Single by Cecilia Vennersten
- Released: 1995
- Songwriters: Nanne Grönvall Peter Grönvall Maria Rådsten

= Det vackraste =

"Det vackraste" (lit. "The Most Beautiful Thing" eng. "Living in a Dream") is a Swedish love song. It was originally sung by Swedish pop singer Cecilia Vennersten and finished second in the Melodifestivalen 1995, the Swedish selections for Eurovision Song Contest. The song was released as a single and stayed 47 weeks in the Swedish singles chart total, including seven weeks at number-one. It also stayed at Svensktoppen for 26 weeks during the period 29 April-21 October 1995, with 3rd place as best result there. The song was awarded a Swedish Grammy Award, Grammis, for Best Song of 1995. In Norway, "Det vackraste" peaked at number 2.

The song is written by Nanne Grönvall, Peter Grönvall and Maria Rådsten.
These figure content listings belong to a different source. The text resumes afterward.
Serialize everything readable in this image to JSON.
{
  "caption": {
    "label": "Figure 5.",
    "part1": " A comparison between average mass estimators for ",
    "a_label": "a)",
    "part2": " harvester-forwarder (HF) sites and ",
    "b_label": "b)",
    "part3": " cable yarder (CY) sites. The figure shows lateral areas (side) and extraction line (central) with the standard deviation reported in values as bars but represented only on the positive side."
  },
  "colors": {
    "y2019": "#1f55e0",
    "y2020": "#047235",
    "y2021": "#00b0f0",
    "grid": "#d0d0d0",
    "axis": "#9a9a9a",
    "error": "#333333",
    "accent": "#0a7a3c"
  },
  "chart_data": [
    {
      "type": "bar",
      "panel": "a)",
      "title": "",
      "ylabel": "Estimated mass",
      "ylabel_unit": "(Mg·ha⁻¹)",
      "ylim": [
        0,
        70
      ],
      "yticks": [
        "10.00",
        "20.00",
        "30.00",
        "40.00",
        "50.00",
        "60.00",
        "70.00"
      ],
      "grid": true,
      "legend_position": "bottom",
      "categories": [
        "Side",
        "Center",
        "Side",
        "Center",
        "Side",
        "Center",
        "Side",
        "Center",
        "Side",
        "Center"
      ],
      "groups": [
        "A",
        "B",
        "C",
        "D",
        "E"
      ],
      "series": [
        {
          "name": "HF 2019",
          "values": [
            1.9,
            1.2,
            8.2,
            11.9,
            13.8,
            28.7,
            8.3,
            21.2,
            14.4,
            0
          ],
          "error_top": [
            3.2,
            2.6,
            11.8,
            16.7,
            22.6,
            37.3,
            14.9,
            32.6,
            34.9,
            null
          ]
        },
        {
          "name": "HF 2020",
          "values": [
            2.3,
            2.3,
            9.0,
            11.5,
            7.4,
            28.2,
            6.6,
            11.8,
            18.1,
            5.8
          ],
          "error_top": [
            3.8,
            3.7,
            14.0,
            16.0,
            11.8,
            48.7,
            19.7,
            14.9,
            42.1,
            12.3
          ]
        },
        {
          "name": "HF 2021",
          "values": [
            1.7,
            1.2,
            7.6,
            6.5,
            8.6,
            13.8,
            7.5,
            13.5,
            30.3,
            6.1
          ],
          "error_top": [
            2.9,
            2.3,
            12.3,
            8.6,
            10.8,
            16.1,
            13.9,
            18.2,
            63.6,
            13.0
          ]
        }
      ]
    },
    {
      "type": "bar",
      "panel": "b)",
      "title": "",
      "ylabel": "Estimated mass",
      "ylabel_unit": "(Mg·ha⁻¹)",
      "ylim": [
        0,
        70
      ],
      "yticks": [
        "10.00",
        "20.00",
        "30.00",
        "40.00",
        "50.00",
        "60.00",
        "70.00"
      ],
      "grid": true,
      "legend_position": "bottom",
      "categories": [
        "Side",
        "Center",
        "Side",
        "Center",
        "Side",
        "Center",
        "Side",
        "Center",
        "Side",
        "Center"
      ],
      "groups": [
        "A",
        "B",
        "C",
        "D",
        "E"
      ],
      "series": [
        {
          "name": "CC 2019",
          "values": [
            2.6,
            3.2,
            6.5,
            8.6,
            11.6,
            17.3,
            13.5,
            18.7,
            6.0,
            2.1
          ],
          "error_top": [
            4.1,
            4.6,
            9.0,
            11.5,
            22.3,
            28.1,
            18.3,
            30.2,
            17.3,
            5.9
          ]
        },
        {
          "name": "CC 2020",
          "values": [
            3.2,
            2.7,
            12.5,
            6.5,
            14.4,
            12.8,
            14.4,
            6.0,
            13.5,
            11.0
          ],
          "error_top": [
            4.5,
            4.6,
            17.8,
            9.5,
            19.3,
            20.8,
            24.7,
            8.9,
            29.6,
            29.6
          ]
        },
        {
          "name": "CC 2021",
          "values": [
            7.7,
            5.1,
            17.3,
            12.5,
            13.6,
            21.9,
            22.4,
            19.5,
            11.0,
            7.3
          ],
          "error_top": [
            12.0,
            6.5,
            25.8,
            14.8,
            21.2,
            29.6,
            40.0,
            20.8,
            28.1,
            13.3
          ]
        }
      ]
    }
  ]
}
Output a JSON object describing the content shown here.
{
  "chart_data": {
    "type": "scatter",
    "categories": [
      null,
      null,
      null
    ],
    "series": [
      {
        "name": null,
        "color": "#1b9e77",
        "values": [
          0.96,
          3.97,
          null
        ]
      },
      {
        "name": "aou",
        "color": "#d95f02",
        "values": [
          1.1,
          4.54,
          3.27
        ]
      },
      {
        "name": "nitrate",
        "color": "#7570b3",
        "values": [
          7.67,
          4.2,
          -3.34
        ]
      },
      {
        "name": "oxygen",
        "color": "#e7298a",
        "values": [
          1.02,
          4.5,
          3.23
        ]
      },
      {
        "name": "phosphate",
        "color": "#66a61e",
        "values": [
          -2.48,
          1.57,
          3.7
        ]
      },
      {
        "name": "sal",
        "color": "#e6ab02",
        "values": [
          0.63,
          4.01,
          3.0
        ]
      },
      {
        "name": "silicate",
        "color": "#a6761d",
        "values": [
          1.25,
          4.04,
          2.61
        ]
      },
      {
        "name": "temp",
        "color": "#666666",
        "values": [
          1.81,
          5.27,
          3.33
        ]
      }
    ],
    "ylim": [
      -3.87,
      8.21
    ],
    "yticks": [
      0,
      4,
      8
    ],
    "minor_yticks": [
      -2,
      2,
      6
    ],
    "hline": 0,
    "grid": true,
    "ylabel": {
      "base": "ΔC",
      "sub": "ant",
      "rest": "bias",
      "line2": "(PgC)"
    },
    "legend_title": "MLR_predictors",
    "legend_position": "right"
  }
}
They also form the pop group One More Time, and they recorded the song with English lyrics in 1997, called "Living in a Dream".

In 1999, Belgian artist Dana Winner recorded another English version of the song, now named "I'll Sing a Song Today", about nature.

In 2005, ten years after the original performance by Cecilia Vennersten, a cover version of the original lyrics was recorded by Swedish dansband and schlager singer Lotta Engberg on her album Kvinna & man.

==Chart==

===Weekly charts===

| Chart (1995–1996) | Peak position |
|---|---|
| Europe (Eurochart Hot 100) | 40 |
| Norway (VG-lista) | 2 |
| Sweden (Sverigetopplistan) | 1 |

===Year-end charts===

| Chart (1995) | Position |
|---|---|
| Sweden (Topplistan) | 3 |

==Certifications==

| Region | Certification | Certified units/sales |
| Sweden (GLF) | Platinum | 50,000^{^} |
^{^} Shipments figures based on certification alone.